Schulze erhielt 58 Stimmen,2mehr als die Koalition an Szimmen im Landtag hat. Sachsen-Anhalt hat einen neuen Ministerpräsidenten: Sven Schulze (CDU), bisheriger Wirtschaftsminister, wurde heute vom Landtag zum Nachfolger von Reiner Haseloff gewählt. Der 46-Jährige übernimmt das Amt in einer politisch angespannten Lage – und mit einer Aufgabe, die kaum größer sein könnte.
Die Wahl kommt nicht überraschend, wohl aber ihre Dringlichkeit. Der offizielle Rückzug Haseloffs war seit Längerem angekündigt, doch der eigentliche Treiber hinter dem vorgezogenen Machtwechsel ist ein anderer: die AfD. In aktuellen Umfragen liegt sie in Sachsen-Anhalt bei erschreckenden 40 Prozent – und stellt die demokratischen Parteien vor eine existenzielle Herausforderung. Die CDU reagierte nun mit einem personellen Befreiungsschlag – oder zumindest mit dem Versuch eines solchen.

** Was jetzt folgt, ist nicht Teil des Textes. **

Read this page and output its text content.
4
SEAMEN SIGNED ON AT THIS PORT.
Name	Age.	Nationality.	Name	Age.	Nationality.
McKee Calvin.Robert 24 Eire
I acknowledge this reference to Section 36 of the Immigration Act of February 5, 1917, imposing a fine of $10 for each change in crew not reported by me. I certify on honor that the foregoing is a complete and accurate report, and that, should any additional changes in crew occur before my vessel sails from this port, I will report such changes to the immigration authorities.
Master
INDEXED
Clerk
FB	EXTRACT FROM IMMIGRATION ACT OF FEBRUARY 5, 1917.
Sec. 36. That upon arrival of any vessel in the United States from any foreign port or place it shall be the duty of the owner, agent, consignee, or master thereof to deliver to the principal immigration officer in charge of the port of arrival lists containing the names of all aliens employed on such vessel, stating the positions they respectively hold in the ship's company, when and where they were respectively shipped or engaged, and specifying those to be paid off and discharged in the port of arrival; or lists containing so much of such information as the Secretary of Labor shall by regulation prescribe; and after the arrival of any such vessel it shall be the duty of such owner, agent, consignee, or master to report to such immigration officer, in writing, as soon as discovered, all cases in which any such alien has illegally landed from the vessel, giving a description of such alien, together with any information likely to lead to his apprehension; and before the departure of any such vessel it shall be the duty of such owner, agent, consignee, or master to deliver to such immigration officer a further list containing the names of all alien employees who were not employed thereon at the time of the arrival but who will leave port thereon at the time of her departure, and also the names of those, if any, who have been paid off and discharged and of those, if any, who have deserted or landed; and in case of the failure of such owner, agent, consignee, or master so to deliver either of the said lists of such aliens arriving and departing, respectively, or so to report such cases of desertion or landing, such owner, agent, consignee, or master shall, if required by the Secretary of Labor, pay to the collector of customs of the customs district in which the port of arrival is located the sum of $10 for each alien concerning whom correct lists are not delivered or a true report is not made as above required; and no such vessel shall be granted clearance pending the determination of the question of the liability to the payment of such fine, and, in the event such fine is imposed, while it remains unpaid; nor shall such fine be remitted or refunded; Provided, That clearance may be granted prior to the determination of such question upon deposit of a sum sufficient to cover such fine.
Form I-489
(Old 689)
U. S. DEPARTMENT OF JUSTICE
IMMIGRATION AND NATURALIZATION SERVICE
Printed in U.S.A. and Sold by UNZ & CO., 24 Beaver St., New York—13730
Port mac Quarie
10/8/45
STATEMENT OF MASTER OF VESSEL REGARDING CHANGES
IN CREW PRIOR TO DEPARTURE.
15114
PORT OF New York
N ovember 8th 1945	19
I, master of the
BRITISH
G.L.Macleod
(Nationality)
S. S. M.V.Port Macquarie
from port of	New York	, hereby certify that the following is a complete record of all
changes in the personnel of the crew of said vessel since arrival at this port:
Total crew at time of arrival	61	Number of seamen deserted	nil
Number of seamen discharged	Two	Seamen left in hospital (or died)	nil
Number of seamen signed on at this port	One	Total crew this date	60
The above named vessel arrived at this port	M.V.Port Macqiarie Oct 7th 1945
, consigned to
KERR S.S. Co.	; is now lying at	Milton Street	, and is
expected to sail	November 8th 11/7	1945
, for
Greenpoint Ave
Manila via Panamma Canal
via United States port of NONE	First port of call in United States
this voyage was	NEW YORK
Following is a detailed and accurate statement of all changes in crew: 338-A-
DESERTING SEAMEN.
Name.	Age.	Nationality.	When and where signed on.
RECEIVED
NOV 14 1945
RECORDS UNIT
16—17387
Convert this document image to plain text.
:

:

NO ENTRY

Sven Schulze, in der Vergangenheit auch als EU-Parlamentarier tätig, galt lange als loyaler Verwalter im Kabinett Haseloff. Als Wirtschaftsminister war sein Wirken solide, aber selten visionär. Weder große industriepolitische Impulse noch ambitionierte Strukturwandelprojekte sind mit seinem Namen verbunden. Seine Zeit als Minister verlief weitgehend ohne größere Kontroversen – aber eben auch ohne nennenswerte Höhepunkte.
Warum also Schulze? Aus Sicht der CDU bietet er zwei entscheidende Vorteile: Er ist unverbraucht im Amt des Ministerpräsidenten – und gleichzeitig eng genug mit der bisherigen Regierungspolitik verknüpft, um Kontinuität zu signalisieren. Vor allem aber soll Schulze als neues Gesicht der Regierung dem wachsenden Einfluss der AfD etwas entgegensetzen. Die Hoffnung: Ein frischer Ministerpräsident könne Wählerinnen und Wähler binden, die sich von der politischen Mitte zunehmend abwenden.
Ob das gelingt, ist offen. Schulze gilt als sachlich, aber wenig charismatisch. In einer Zeit, in der politische Kommunikation immer stärker von Emotionen, Symbolen und klarer Haltung geprägt ist, steht er vor einer echten Bewährungsprobe. Die nächsten Monate werden zeigen, ob er über das nötige Profil verfügt, um inhaltlich und rhetorisch gegen eine erstarkende AfD zu bestehen.
Für Sachsen-Anhalt steht viel auf dem Spiel. Und für Sven Schulze beginnt eine Amtszeit, die nicht nur Regierungsgeschick, sondern vor allem politische Standfestigkeit erfordern wird.